Getting Started on the 670G

We personally utilized the “Pathway Program” Medtronic offered through the end of April, 2017, placing us in a virtual line for the Medtronic 670G upgrade. We were fortunate enough to have purchased our pumps less than a year prior, so our out of pocket was expensive, but not unthinkable.

Word has it that 50,000 customers have ordered the Medtronic 670G pump, but customers have faced hurdles along the way with the age of their current pumps and/or lack of insurance coverage for a new pump. Owning a pump that isn’t out of warranty means we’re at the mercy of insurance companies, waiting, or paying out-of-pocket for upgrades that aren’t submittable to the insurance company.

Tweets and Facebook posts have highlighted similar patient plights with this process. Patients in the Pathway Program forced to upgrade to the 630G for the months prior to the 670G roll-out, the spring availability actually meant “we’ll start shipping in mid-July,” sensors not shipping, and/or issues with prompt training dates.

Try staring at the Medtronic 670G package for more than a few days [especially when you've already run out of CGM supplies for your Dexcom]. CGM supplies, by the way, can be a cog in the wheel if you order 3-month supplies. Insurance companies won’t let you overlap supply orders, even if you switch to a new system.

Diabetes can be as simplistic as we like or high-tech and high-dollar. We’re always left to break it all down, analyzing the details, deciding what to try on, what might fit us best, and what we can shoulder financially. Mid-process we’re left to hope and wonder: “Will this tech be worth its weight in gold?”

Diabetes is an expensive disease, one that is both financially and mentally draining, fraught with high deductibles, expensive supplies and a lifetime of worry.

I get the cost of healthcare as a nurse and as a patient. We have type 1 diabetes, times two, in our house.

expense, type 1 diabetes, medications

For once, our timing was pretty impeccable with the 670G pump roll-out. We were lucky enough to get trained, and connected, in mid-July.

I try my very best to practice gratitude, not losing sight of what was available when I was diagnosed in 1984: Regular and NPH insulin, syringes, urine strips – and no glucometers. With the ingenuity of the medical and diabetes community at large, DIY closed looping systems, data sharing apps, continuous glucose monitoring, and now – a closed loop pump, we have a lot at our disposal to choose from.

The Guardian 3 Sensor

As a parent, I’m mentally done with witnessing and intervening to this alert:

dexcom, blood sugar, continuous glucose monitoring

We have been super fond of our continuous glucose monitoring products Dexcom has offered over the past handful of years. I’m quite honestly going through “Dexcom withdrawl” right now – even being on the 670G.

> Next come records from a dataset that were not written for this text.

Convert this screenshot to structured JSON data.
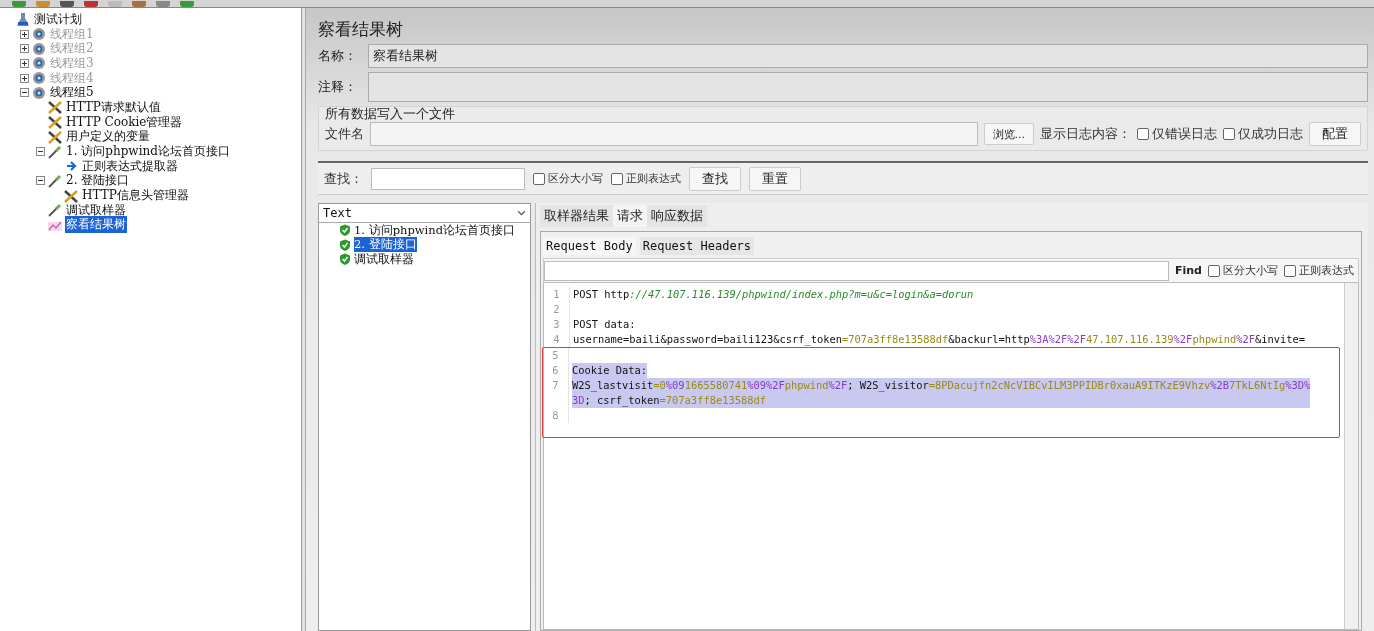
{
  "tree": [
    {
      "label": "测试计划",
      "kind": "plan",
      "selected": false,
      "disabled": false,
      "children": [
        {
          "label": "线程组1",
          "kind": "thread-group",
          "selected": false,
          "disabled": true,
          "expanded": false
        },
        {
          "label": "线程组2",
          "kind": "thread-group",
          "selected": false,
          "disabled": true,
          "expanded": false
        },
        {
          "label": "线程组3",
          "kind": "thread-group",
          "selected": false,
          "disabled": true,
          "expanded": false
        },
        {
          "label": "线程组4",
          "kind": "thread-group",
          "selected": false,
          "disabled": true,
          "expanded": false
        },
        {
          "label": "线程组5",
          "kind": "thread-group",
          "selected": false,
          "disabled": false,
          "expanded": true,
          "children": [
            {
              "label": "HTTP请求默认值",
              "kind": "config",
              "selected": false,
              "disabled": false
            },
            {
              "label": "HTTP Cookie管理器",
              "kind": "config",
              "selected": false,
              "disabled": false
            },
            {
              "label": "用户定义的变量",
              "kind": "config",
              "selected": false,
              "disabled": false
            },
            {
              "label": "1. 访问phpwind论坛首页接口",
              "kind": "sampler",
              "selected": false,
              "disabled": false,
              "expanded": true,
              "children": [
                {
                  "label": "正则表达式提取器",
                  "kind": "extractor",
                  "selected": false,
                  "disabled": false
                }
              ]
            },
            {
              "label": "2. 登陆接口",
              "kind": "sampler",
              "selected": false,
              "disabled": false,
              "expanded": true,
              "children": [
                {
                  "label": "HTTP信息头管理器",
                  "kind": "config",
                  "selected": false,
                  "disabled": false
                }
              ]
            },
            {
              "label": "调试取样器",
              "kind": "sampler",
              "selected": false,
              "disabled": false
            },
            {
              "label": "察看结果树",
              "kind": "listener",
              "selected": true,
              "disabled": false
            }
          ]
        }
      ]
    }
  ],
  "panel": {
    "title": "察看结果树",
    "name_label": "名称：",
    "name_value": "察看结果树",
    "comment_label": "注释：",
    "file_group": {
      "legend": "所有数据写入一个文件",
      "file_label": "文件名",
      "browse_button": "浏览...",
      "log_label": "显示日志内容：",
      "checkboxes": [
        {
          "label": "仅错误日志",
          "checked": false
        },
        {
          "label": "仅成功日志",
          "checked": false
        }
      ],
      "config_button": "配置"
    },
    "search": {
      "label": "查找：",
      "checkboxes": [
        {
          "label": "区分大小写",
          "checked": false
        },
        {
          "label": "正则表达式",
          "checked": false
        }
      ],
      "buttons": [
        "查找",
        "重置"
      ]
    },
    "results": {
      "renderer": "Text",
      "items": [
        {
          "label": "1. 访问phpwind论坛首页接口",
          "selected": false
        },
        {
          "label": "2. 登陆接口",
          "selected": true
        },
        {
          "label": "调试取样器",
          "selected": false
        }
      ]
    },
    "tabs": [
      {
        "label": "取样器结果",
        "selected": false
      },
      {
        "label": "请求",
        "selected": true
      },
      {
        "label": "响应数据",
        "selected": false
      }
    ],
    "subtabs": [
      {
        "label": "Request Body",
        "selected": true
      },
      {
        "label": "Request Headers",
        "selected": false
      }
    ],
    "find": {
      "label": "Find",
      "checkboxes": [
        {
          "label": "区分大小写",
          "checked": false
        },
        {
          "label": "正则表达式",
          "checked": false
        }
      ]
    },
    "code": [
      {
        "number": "1",
        "framed": false,
        "highlighted": false,
        "rows": [
          [
            {
              "text": "POST http",
              "kind": "plain"
            },
            {
              "text": "://47.107.116.139/phpwind/index.php?m=u&c=login&a=dorun",
              "kind": "url"
            }
          ]
        ]
      },
      {
        "number": "2",
        "framed": false,
        "highlighted": false,
        "rows": [
          []
        ]
      },
      {
        "number": "3",
        "framed": false,
        "highlighted": false,
        "rows": [
          [
            {
              "text": "POST data:",
              "kind": "plain"
            }
          ]
        ]
      },
      {
        "number": "4",
        "framed": false,
        "highlighted": false,
        "rows": [
          [
            {
              "text": "username=baili&password=baili123&csrf_token",
              "kind": "plain"
            },
            {
              "text": "=707a3ff8e13588df",
              "kind": "value"
            },
            {
              "text": "&backurl=http",
              "kind": "plain"
            },
            {
              "text": "%3A%2F%2F",
              "kind": "escape"
            },
            {
              "text": "47.107.116.139",
              "kind": "value"
            },
            {
              "text": "%2F",
              "kind": "escape"
            },
            {
              "text": "phpwind",
              "kind": "value"
            },
            {
              "text": "%2F",
              "kind": "escape"
            },
            {
              "text": "&invite=",
              "kind": "plain"
            }
          ]
        ]
      },
      {
        "number": "5",
        "framed": true,
        "highlighted": false,
        "rows": [
          []
        ]
      },
      {
        "number": "6",
        "framed": true,
        "highlighted": true,
        "rows": [
          [
            {
              "text": "Cookie Data:",
              "kind": "plain"
            }
          ]
        ]
      },
      {
        "number": "7",
        "framed": true,
        "highlighted": true,
        "rows": [
          [
            {
              "text": "W2S_lastvisit",
              "kind": "plain"
            },
            {
              "text": "=0",
              "kind": "value"
            },
            {
              "text": "%09",
              "kind": "escape"
            },
            {
              "text": "1665580741",
              "kind": "value"
            },
            {
              "text": "%09%2F",
              "kind": "escape"
            },
            {
              "text": "phpwind",
              "kind": "value"
            },
            {
              "text": "%2F",
              "kind": "escape"
            },
            {
              "text": "; W2S_visitor",
              "kind": "plain"
            },
            {
              "text": "=8PDacujfn2cNcVIBCvILM3PPIDBr0xauA9ITKzE9Vhzv",
              "kind": "value"
            },
            {
              "text": "%2B",
              "kind": "escape"
            },
            {
              "text": "7TkL6NtIg",
              "kind": "value"
            },
            {
              "text": "%3D%",
              "kind": "escape"
            }
          ],
          [
            {
              "text": "3D",
              "kind": "escape"
            },
            {
              "text": "; csrf_token",
              "kind": "plain"
            },
            {
              "text": "=707a3ff8e13588df",
              "kind": "value"
            }
          ]
        ]
      },
      {
        "number": "8",
        "framed": true,
        "highlighted": false,
        "rows": [
          []
        ]
      }
    ]
  }
}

Kudos to Dexcom: I may have, on rare occasion, knocked my sensor off my arm or gotten the “???” preceding a sensor failure (also at the start of a bike race – ugh), but I was never unable to calibrate, nor did I experience delayed catch-up times, dramatically “off” sensor readings, or question the readings during long athletic pursuits. Dexcom was most always accurate in my experience.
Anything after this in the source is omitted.